Don’t Serve Bread If You Don’t Like the Taste of Marmalade Shame
Hello friends and welcome back toWill It Sous Vide? , the column where I usually do whatever you want with my immersion circulator. This week we are again trying sous vide baked goods that, with the exception of custard-based desserts , have had no results in the past.
My main concerns about sous vide bread and its baking in general:
- Given the fact that we cook in an airtight environment, the moisture has nowhere to go, which means our bread will become wet, or at least sticky.
- The water cannot get hot enough to trigger a browning reaction that forms a crust, and bread without a crust is like a snail without a shell – soft and unattractive.
But bread kept showing up in our selection of topics sessions, and when one gracious reader sent me this article on Icelandic hot spring bread , I was cautiously reassured. In fact, I was more than careful, I was full of optimism. I bought a fancy European oil and I was full of arrogance. Not only was the cooking temperature pretty close to what we could achieve with our circulating pump, but the ingredients were pretty simple:
- 4 cups dark rye flour
- 2 cups wheat flour
- 2 cups sugar
- 4 teaspoons baking powder
- 1 liter of milk
- A pinch of salt
I sifted the wet ingredients together, then slowly added the milk to make a batter.
My initial plan was to pour the dough into a bread pan and then seal it in a vacuum bag, but I just didn’t have the big bags and the blunt pan wouldn’t fit in the middle ones.
So, I took the classic sous-vide packaging route and poured the dough into a bag and a small oiled jar, because what would this experiment be without a small jar?
Then, instead of putting my jars in a hot spring and covering them with mud, I threw them in a very hot 190-degree water bath and let them hang out for 20 hours.
Note: One of the specialties of sous vide cooking is that you don’t smell the food you are cooking. Sometimes that’s good, but in the case of baking bread, I feel like I’m being robbed a little. Breathing in the aroma of baked bread is a very pleasant sensory experience, and I missed it here a lot.
Be that as it may, after 20 hours of cooking, the bread in the bag floated to the surface of the bathtub and felt quite hard when poked. Plus it looked insanely unattractive.
I decided to try the bread in the jar first and ran the knife along the edge to help it slip out. Then I cut it in half and began to look into the abyss in which lies the sous-vide bread.

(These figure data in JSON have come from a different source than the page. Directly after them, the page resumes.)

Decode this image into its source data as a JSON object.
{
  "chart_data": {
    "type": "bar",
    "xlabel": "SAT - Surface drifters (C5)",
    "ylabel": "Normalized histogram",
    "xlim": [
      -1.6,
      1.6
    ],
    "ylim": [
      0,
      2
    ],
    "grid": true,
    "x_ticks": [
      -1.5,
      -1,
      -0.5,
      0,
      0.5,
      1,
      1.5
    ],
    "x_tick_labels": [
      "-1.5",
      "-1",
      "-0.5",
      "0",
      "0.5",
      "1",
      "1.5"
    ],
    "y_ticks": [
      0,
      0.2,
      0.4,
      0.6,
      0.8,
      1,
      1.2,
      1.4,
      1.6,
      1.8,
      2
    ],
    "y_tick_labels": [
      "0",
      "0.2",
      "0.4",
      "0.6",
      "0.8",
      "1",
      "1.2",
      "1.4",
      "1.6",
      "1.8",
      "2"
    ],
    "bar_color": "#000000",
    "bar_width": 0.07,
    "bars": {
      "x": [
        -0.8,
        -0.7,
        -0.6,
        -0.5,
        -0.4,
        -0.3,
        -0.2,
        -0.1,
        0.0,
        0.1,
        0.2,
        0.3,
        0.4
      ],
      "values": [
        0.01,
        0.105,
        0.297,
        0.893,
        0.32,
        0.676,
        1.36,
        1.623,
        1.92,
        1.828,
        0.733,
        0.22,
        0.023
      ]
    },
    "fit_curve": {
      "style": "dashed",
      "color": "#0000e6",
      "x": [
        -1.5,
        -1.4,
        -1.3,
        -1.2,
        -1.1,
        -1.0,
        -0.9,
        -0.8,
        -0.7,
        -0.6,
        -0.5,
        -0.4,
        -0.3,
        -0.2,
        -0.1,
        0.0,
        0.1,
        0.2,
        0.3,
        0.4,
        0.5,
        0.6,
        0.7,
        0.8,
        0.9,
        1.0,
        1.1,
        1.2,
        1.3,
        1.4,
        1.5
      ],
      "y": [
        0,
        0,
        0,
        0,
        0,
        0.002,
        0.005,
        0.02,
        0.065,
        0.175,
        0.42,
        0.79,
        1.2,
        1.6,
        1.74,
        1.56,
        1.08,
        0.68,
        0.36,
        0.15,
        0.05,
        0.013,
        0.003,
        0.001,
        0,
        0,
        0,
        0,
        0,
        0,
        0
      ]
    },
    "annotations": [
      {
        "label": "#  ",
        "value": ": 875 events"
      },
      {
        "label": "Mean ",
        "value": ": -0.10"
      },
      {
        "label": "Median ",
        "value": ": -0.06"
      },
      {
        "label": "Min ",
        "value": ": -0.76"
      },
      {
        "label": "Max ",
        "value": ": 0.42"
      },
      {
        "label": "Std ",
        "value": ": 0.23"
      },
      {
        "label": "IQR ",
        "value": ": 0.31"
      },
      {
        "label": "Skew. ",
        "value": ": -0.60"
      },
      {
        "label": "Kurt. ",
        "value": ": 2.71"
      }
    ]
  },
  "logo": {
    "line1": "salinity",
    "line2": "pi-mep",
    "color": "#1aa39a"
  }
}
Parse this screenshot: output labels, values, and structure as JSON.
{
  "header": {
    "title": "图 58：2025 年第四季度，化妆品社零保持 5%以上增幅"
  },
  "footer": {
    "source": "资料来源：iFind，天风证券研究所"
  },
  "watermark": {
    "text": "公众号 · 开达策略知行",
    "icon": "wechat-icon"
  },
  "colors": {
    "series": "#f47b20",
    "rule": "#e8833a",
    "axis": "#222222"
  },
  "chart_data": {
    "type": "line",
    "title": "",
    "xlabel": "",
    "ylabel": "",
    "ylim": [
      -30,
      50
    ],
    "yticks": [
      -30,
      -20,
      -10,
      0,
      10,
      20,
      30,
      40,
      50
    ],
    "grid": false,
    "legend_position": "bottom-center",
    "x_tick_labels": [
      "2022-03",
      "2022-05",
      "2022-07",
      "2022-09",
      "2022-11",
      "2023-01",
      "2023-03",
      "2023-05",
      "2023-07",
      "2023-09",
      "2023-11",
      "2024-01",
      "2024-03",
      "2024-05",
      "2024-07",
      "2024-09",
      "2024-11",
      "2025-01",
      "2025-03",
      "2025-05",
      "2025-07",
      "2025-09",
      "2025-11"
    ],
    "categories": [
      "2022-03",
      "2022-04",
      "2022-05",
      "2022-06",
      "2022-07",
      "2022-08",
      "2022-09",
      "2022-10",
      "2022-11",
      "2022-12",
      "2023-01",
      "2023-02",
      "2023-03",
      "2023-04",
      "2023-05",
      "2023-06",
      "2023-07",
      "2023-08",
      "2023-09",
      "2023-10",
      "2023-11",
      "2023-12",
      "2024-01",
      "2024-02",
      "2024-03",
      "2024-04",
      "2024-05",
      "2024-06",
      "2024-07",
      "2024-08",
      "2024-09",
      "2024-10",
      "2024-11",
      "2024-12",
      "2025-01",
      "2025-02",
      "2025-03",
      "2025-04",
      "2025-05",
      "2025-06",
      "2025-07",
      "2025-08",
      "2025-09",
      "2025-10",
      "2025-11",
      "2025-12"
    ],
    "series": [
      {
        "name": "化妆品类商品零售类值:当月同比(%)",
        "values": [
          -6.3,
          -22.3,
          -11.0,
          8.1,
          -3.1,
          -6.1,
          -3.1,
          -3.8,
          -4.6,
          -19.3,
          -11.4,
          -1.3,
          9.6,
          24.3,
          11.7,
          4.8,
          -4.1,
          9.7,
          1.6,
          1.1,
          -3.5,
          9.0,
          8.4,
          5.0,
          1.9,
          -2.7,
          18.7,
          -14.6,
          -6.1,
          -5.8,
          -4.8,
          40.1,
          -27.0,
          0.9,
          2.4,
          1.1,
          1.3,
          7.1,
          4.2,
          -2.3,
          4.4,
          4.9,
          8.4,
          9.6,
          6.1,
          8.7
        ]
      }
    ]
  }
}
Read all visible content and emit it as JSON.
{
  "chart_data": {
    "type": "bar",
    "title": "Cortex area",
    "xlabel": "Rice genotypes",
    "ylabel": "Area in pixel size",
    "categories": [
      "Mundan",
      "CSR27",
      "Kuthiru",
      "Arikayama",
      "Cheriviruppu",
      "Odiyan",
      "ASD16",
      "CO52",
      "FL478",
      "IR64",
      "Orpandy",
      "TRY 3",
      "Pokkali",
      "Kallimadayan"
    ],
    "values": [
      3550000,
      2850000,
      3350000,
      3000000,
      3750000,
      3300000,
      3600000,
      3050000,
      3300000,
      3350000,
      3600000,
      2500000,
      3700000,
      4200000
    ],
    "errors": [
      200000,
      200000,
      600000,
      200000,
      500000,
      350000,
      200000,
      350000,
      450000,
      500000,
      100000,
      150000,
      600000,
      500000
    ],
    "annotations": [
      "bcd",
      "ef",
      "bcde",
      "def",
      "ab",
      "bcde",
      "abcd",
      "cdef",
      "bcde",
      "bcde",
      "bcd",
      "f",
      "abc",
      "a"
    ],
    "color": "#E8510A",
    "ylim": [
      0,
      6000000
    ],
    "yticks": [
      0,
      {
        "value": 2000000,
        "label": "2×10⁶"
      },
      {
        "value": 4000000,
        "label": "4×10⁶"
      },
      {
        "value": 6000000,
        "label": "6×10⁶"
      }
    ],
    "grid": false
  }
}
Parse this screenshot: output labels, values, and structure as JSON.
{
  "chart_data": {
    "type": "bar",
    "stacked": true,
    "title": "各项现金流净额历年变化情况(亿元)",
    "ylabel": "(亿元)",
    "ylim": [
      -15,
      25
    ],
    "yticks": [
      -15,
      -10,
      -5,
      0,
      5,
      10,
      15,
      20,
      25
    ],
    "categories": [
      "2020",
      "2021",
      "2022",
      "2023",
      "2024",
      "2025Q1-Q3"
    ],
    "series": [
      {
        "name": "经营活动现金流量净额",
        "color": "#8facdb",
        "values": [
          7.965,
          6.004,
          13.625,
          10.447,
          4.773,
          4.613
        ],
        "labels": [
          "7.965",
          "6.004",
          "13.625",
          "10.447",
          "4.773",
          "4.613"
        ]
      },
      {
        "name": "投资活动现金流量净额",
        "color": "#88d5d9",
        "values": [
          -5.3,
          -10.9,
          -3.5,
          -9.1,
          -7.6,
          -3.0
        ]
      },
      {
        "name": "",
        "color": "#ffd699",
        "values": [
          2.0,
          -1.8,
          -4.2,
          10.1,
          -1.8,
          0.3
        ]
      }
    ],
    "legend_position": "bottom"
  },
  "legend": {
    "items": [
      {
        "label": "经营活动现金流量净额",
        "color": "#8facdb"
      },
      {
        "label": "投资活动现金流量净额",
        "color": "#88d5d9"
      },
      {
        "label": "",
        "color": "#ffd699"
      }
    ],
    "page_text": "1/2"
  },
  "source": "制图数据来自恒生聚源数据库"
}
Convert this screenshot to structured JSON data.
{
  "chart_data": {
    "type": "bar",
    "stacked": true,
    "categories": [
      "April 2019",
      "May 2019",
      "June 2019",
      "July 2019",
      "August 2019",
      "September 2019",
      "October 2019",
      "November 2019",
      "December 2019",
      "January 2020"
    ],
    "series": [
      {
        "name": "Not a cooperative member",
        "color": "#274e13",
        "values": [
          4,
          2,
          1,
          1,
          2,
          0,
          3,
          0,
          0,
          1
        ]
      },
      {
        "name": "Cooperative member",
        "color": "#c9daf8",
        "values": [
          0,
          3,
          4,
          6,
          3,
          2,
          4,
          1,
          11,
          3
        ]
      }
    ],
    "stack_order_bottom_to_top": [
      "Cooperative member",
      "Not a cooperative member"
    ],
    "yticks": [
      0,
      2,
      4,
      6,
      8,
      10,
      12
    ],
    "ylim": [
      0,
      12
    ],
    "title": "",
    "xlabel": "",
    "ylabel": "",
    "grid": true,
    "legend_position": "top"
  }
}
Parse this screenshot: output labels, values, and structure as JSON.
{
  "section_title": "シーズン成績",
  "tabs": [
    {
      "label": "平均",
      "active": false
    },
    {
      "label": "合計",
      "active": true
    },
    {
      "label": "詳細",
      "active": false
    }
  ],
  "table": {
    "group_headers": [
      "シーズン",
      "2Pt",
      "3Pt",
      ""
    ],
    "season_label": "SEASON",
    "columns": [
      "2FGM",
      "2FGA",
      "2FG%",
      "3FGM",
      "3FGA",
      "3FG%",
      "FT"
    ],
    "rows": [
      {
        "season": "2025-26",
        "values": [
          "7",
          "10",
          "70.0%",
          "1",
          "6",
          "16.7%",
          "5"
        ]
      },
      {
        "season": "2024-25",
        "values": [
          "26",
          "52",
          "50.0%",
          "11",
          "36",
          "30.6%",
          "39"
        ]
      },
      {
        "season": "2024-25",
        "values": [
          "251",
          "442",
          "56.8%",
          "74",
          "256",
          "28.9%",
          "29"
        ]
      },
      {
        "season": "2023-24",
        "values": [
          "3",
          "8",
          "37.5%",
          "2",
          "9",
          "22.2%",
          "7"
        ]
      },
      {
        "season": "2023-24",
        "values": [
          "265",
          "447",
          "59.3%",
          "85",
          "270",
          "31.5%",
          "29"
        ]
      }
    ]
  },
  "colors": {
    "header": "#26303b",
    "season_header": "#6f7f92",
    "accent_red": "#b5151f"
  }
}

Then I took a test bite and experienced what I can only describe as “sticky shame.” The “bread” stuck to my teeth in a very unpleasant way, just like our sad cake in a sous vide can . I hated it and hated myself for bringing it into the world.
The bagged bread was also disappointing, thick and sticky with no real taste. At first I thought I was just not cooking it long enough and started packing it again in another bag for another sauce, but then I removed the thinner edge that felt a little less moist and compact.
Although the edge, of course, was more like a bread and had a more open crumb, I was still very sad. The gooey shame returned and I spat like all the previous bites.
So, will there be bread sous-vide?
Answer? No, and I think we as a community should stop trying to do that. If a recipe worked, it would be this one, but this system is completely unsuitable for baking. Although our sous-vide setup is similar to a hot spring, the cooking container used in the hot spring indicated is not airtight or completely submerged in water. This allows the moisture to go somewhere, and – although it looks like the Icelandic volcano bread is very moist and tender – it prevents it from becoming sticky. But at least now we know, my friends, which means that no one needs to waste their time and torment on tragedy – sous-vide bread.